The Boston and Maine railroad tracks were closed when 26 cars of a westbound train derailed two miles east of the center of Athol. The derailment resulted in no injuries to the five man crew aboard the 60-car train. Both the eastbound and westbound tracks were torn up and twisted apart.
Children of the Morgan Memorial Fresh Air Camps in South Athol, 300 strong, celebrated the 4th of July with a parade and carnival.
The spacious lodge hall where members of Social Lodge of Odd Fellows held meetings from 1893 to 1906, and after them the Order of Red Men and Daughters of Pocahontas, has almost disappeared from street view as townsfolk in Orange watch the gradual demolition of Lamb’s Block.
The Minute Tapioca Band, under the direction of Huber W. Tandy, presented the first band concert of the 1966 season at Orange Town Park.
Attendance at Orange playgrounds the past week totaled 230 children. There were 190 youngsters participating in the recreation program at Orange Town Park and 40 at the North Orange playground.
Orange Police noted a quiet Fourth of July weekend.

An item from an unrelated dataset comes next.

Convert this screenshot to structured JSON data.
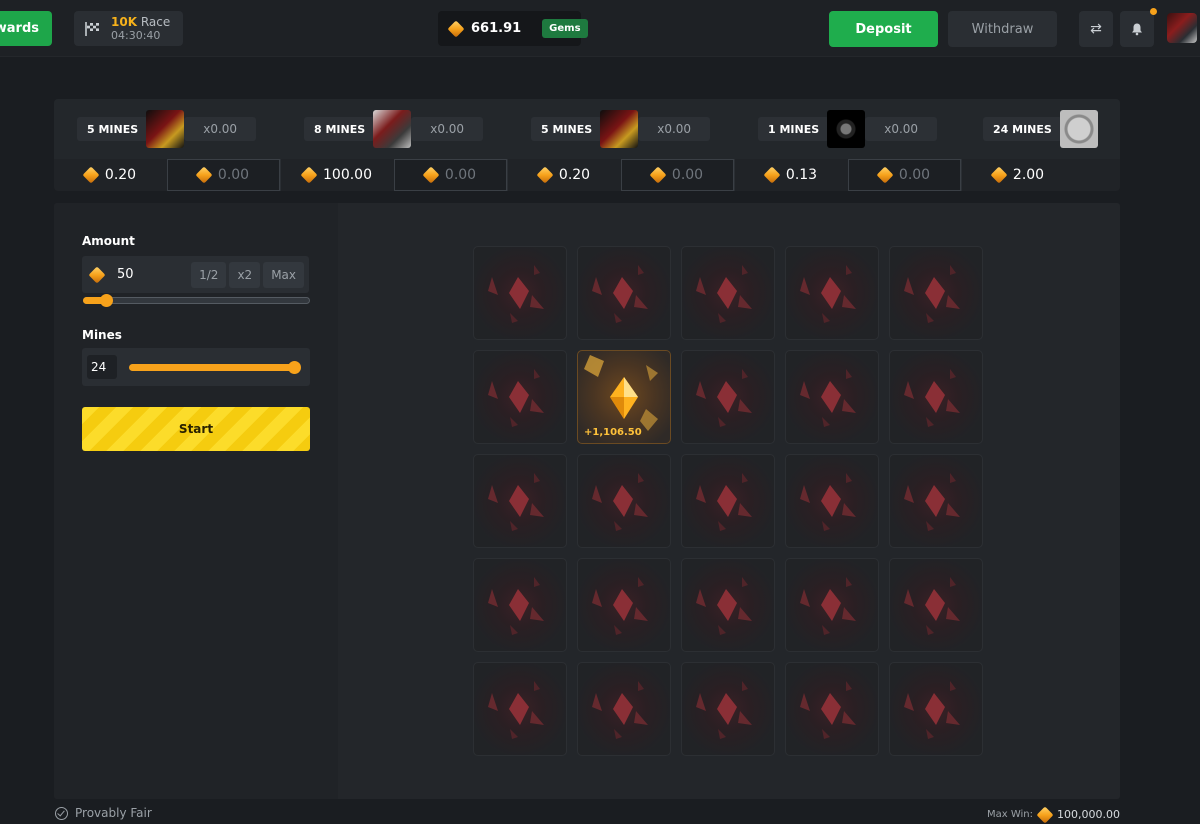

They recorded no ambulance calls, no accidents and no arrests over the three day period which normally is a busy time for all law enforcement bodies.

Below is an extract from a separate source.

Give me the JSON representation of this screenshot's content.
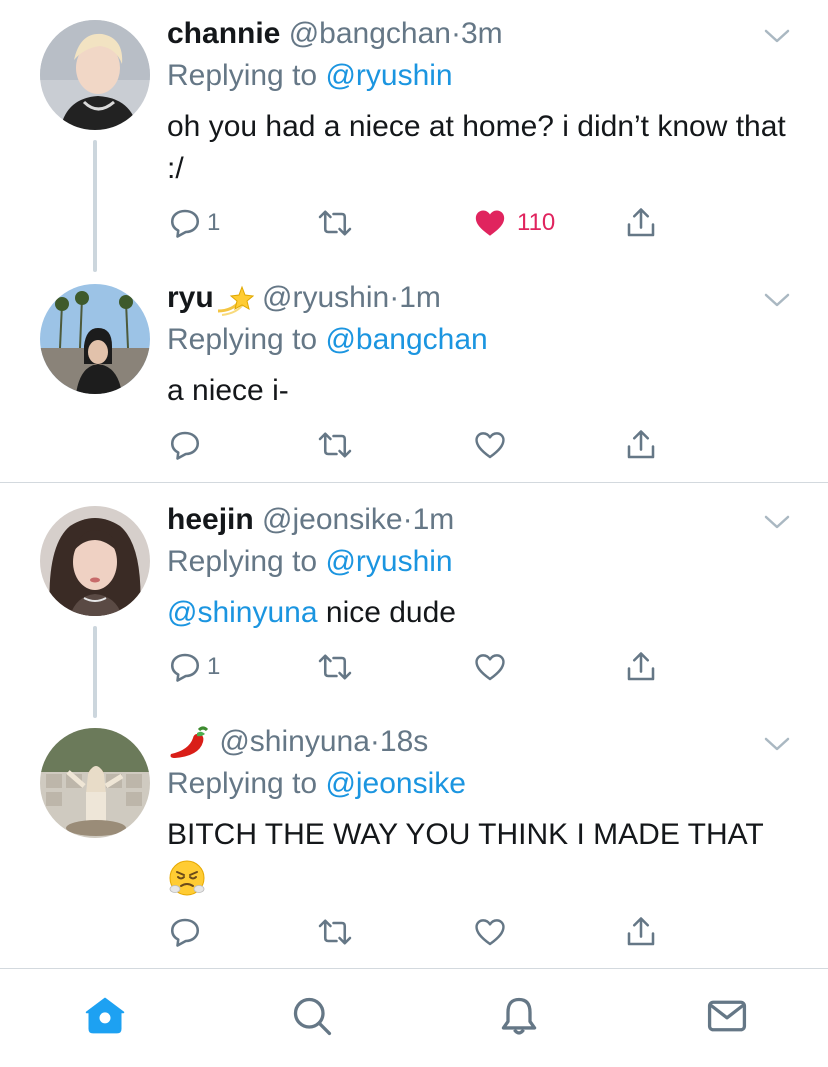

Gov. John A. Volpe has signed a bill to legalize the practice of chiropractic in Massachusetts and set up a board to register chiropractors. The governor noted that until now, Massachusetts has been one of only three states where chiropractors cannot legally practice.
The Athol Military Band made its debut for the season in the first of a series of summer concerts held on the uptown common under the direction of F. Henry Rainey. Despite the threat of rain, a large crowd gathered, with parking at a premium around the common. Scores of children took the occasion to make the common a beehive of activity as they rolled on the grass, played tag and leapfrog, their yells and shrieks competing with the band music. The older boys and girls of teen age strolled hand in hand about the grounds.
Auto racing fans from Athol and surrounding towns enjoyed the big car races at the Fairgrounds.
Athol had one of the safest and sanest, though not the quietest, Fourth of Julys in many years, according to Police Chief William J. Callahan and Fire Chief Ernest L. Smith.
Adapting “direct selling” methods to army recruiting, a new streamlined trailer will appear in Athol. The Army is taking its wares to the customers in those communities where the customers can’t get to the Army with ease, and it hopes the streamlined Recruiting Trailers will be effective in aiding national defense.
When the housekeeping and sewing projects of the WPA were given up in Orange recently, a total of 21 women were laid off. In addition to this, another four Orange women were thrown out of WPA work when the nursery project was closed. This nursery which had been conducted at Central School had been taking care of 20 to 30 Orange children each school day.